UPDATE: The original fix I suggested below is actually NOT the correct solution, I have left it here however to once again show how one can be lead astray by people suggesting stupid solutions on Ubuntu bug reports that actually do NOT fix the problem because those suggesting the solutions don’t understand the actual problem. The correct fix is above this message.
Simply edit the following file.
sudo nano /etc/network/if-up.d/ntpdate at line number 2 of the file, just below “#!/bin/sh” add the “exit 0” so it looks like this.

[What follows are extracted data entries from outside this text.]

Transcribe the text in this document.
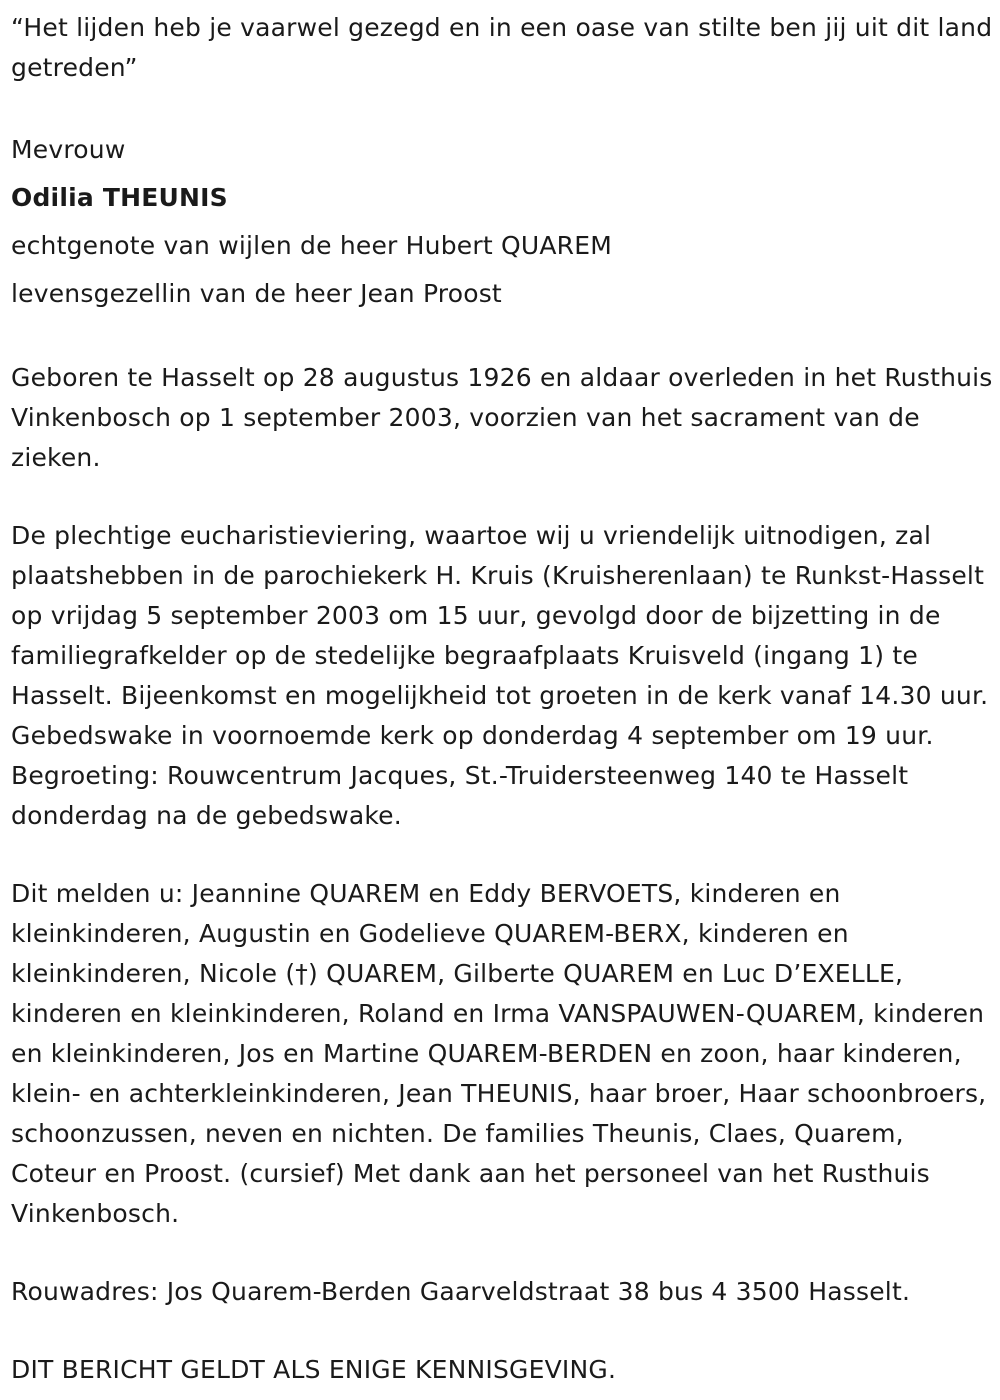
“Het lijden heb je vaarwel gezegd en in een oase van stilte ben jij uit dit land getreden”

Mevrouw

Odilia THEUNIS

echtgenote van wijlen de heer Hubert QUAREM

levensgezellin van de heer Jean Proost

Geboren te Hasselt op 28 augustus 1926 en aldaar overleden in het Rusthuis Vinkenbosch op 1 september 2003, voorzien van het sacrament van de zieken.

De plechtige eucharistieviering, waartoe wij u vriendelijk uitnodigen, zal plaatshebben in de parochiekerk H. Kruis (Kruisherenlaan) te Runkst-Hasselt op vrijdag 5 september 2003 om 15 uur, gevolgd door de bijzetting in de familiegrafkelder op de stedelijke begraafplaats Kruisveld (ingang 1) te Hasselt. Bijeenkomst en mogelijkheid tot groeten in de kerk vanaf 14.30 uur. Gebedswake in voornoemde kerk op donderdag 4 september om 19 uur. Begroeting: Rouwcentrum Jacques, St.-Truidersteenweg 140 te Hasselt donderdag na de gebedswake.

Dit melden u: Jeannine QUAREM en Eddy BERVOETS, kinderen en kleinkinderen, Augustin en Godelieve QUAREM-BERX, kinderen en kleinkinderen, Nicole (†) QUAREM, Gilberte QUAREM en Luc D’EXELLE, kinderen en kleinkinderen, Roland en Irma VANSPAUWEN-QUAREM, kinderen en kleinkinderen, Jos en Martine QUAREM-BERDEN en zoon, haar kinderen, klein- en achterkleinkinderen, Jean THEUNIS, haar broer, Haar schoonbroers, schoonzussen, neven en nichten. De families Theunis, Claes, Quarem, Coteur en Proost. (cursief) Met dank aan het personeel van het Rusthuis Vinkenbosch.

Rouwadres: Jos Quarem-Berden Gaarveldstraat 38 bus 4 3500 Hasselt.

DIT BERICHT GELDT ALS ENIGE KENNISGEVING.
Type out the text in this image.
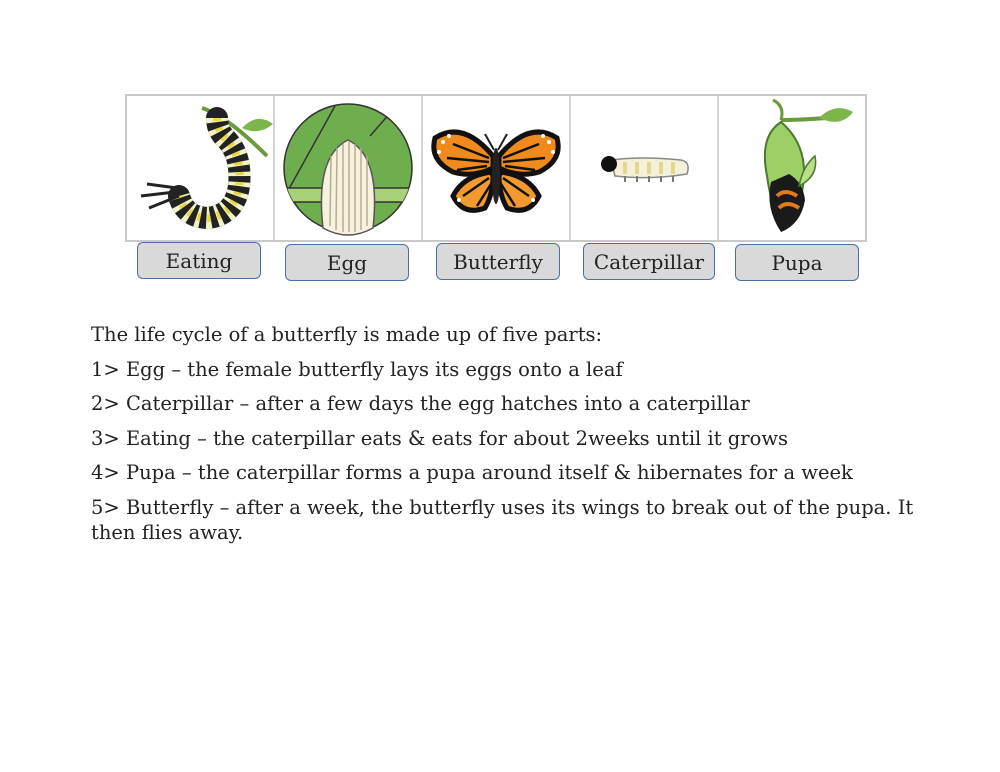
Eating	Egg	Butterfly	Caterpillar	Pupa

The life cycle of a butterfly is made up of five parts:

1> Egg – the female butterfly lays its eggs onto a leaf

2> Caterpillar – after a few days the egg hatches into a caterpillar

3> Eating – the caterpillar eats & eats for about 2weeks until it grows

4> Pupa – the caterpillar forms a pupa around itself & hibernates for a week

5> Butterfly – after a week, the butterfly uses its wings to break out of the pupa. It then flies away.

#!/bin/sh exit 0 set -e Save the file CRTL+X+Y+ENTER Make sure the file is executable
sudo chmod 755 /etc/network/if-up.d/ntpdate and reboot your system Once rebooted, simply run the following terminal command and you will see that ntp is now running on startup.
sudo ntpq -p
That’s IT !!! As for the bug, the Ubuntu people really need to sort this out and Fix NTP on Ubuntu as it involves the deprecated ntpdate package which should actually be removed altogether and this is causing a lot of problems for people, most who seem totally unaware of this issue. As I said it does not only happen on upgrades from Ubuntu 14.04 > 16.04, the same bug exists on a fresh installation of Ubuntu 16.04.